In European financial law, the regulatory and supervisory treatment of intermediaries from non-EU third countries has been debated over decades. Different approaches have been established for different sectors of financial markets for some time. Market access based on the notion of equivalence between the European and home country’s regulatory and supervisory arrangements has been granted in some areas, but only to a limited extent, and clearly is not a universal basis for the treatment of third country institutions. In recent years, particularly following the exit of the United Kingdom from the European Union, the treatment of third country institutions within the EU has become a multi-polar political issue—market access for non-EU intermediaries has become a quid pro quo, granted in return for the access of European institutions in the respective foreign market, but also within the EU, where Member States have been reluctant to agree on a greater role for the European Commission as key decision-maker responsible for comprehensive market access.

The present special issue presents a comprehensive analysis of the third country regimes currently established in the European financial markets, as well as of the perspectives of major third country jurisdictions. The articles are based on papers presented at a workshop on equivalence and EU third country regimes, co-organised at Stibbe law firm in Amsterdam on 11 and 12 May 2023 by Jens-Hinrich Binder, of Eberhard Karls University of Tübingen, and Danny Busch, of Radboud University Nijmegen. The workshop—the work product of Jens-Hinrich Binder’s Visiting Professorship at Radboud University’s Business Law Institute since 2020—brought together the views of academics and practitioners from different EU jurisdictions, Switzerland, the United Kingdom and the United States of America.

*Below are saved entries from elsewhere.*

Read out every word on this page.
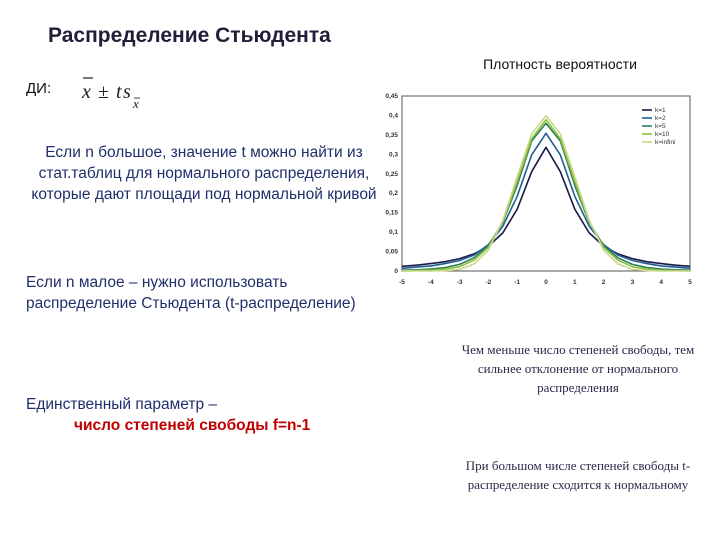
Распределение Стьюдента
ДИ: x ± t s
x
Если n большое, значение t можно найти из стат.таблиц для нормального распределения, которые дают площади под нормальной кривой
Если n малое – нужно использовать распределение Стьюдента (t-распределение)
Единственный параметр –
число степеней свободы f=n-1
Плотность вероятности
0
0,05
0,1
0,15
0,2
0,25
0,3
0,35
0,4
0,45
-5	-4	-3	-2	-1	0	1	2	3	4	5
k=1
k=2
k=5
k=10
k=infini
Чем меньше число степеней свободы, тем сильнее отклонение от нормального распределения
При большом числе степеней свободы t-распределение сходится к нормальному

The special issue is organised in two parts, the first of which examines the broader context. In a general report, Danny Busch first presents a comprehensive analysis of the emergence and current developments of third country regimes in EU financial law. Niamh Moloney then follows up with a closer look at the UK perspective, complemented with a US perspective by Lissa Broome and a view from Switzerland by Aline Darbellay. The second part examines the existing arrangements (and, to the extent applicable, incoming changes) sector by sector. Jens-Hinrich Binder first explores the rudimentary third country regime currently in place for credit institutions and, against that backdrop, the proposed changes to that regime. Victor de Serière and Bas Zebregs then look into the area of central counterparties and, thus, one of the most contentious topics during the post-Brexit redefinition of the EU/UK regulatory relationship. Heinrich Nemeczek then discusses the treatment of various FinTechs under current arrangements. Christian Schmies explores the existing third country arrangements for collective investment schemes, Marije Louisse and Mirik van Rijn those for investment firms, and, finally, Arthur van den Hurk those for insurers.

The organisers would like to thank Radboud University’s Business Law Institute and Stibbe for sponsoring the workshop, EBOR for the opportunity to publish the articles in a special issue, and, last not least, Jens-Hinrich Binder’s student assistants Marianne Wesle and Nikolaos Manolakis for pre-editing the manuscripts.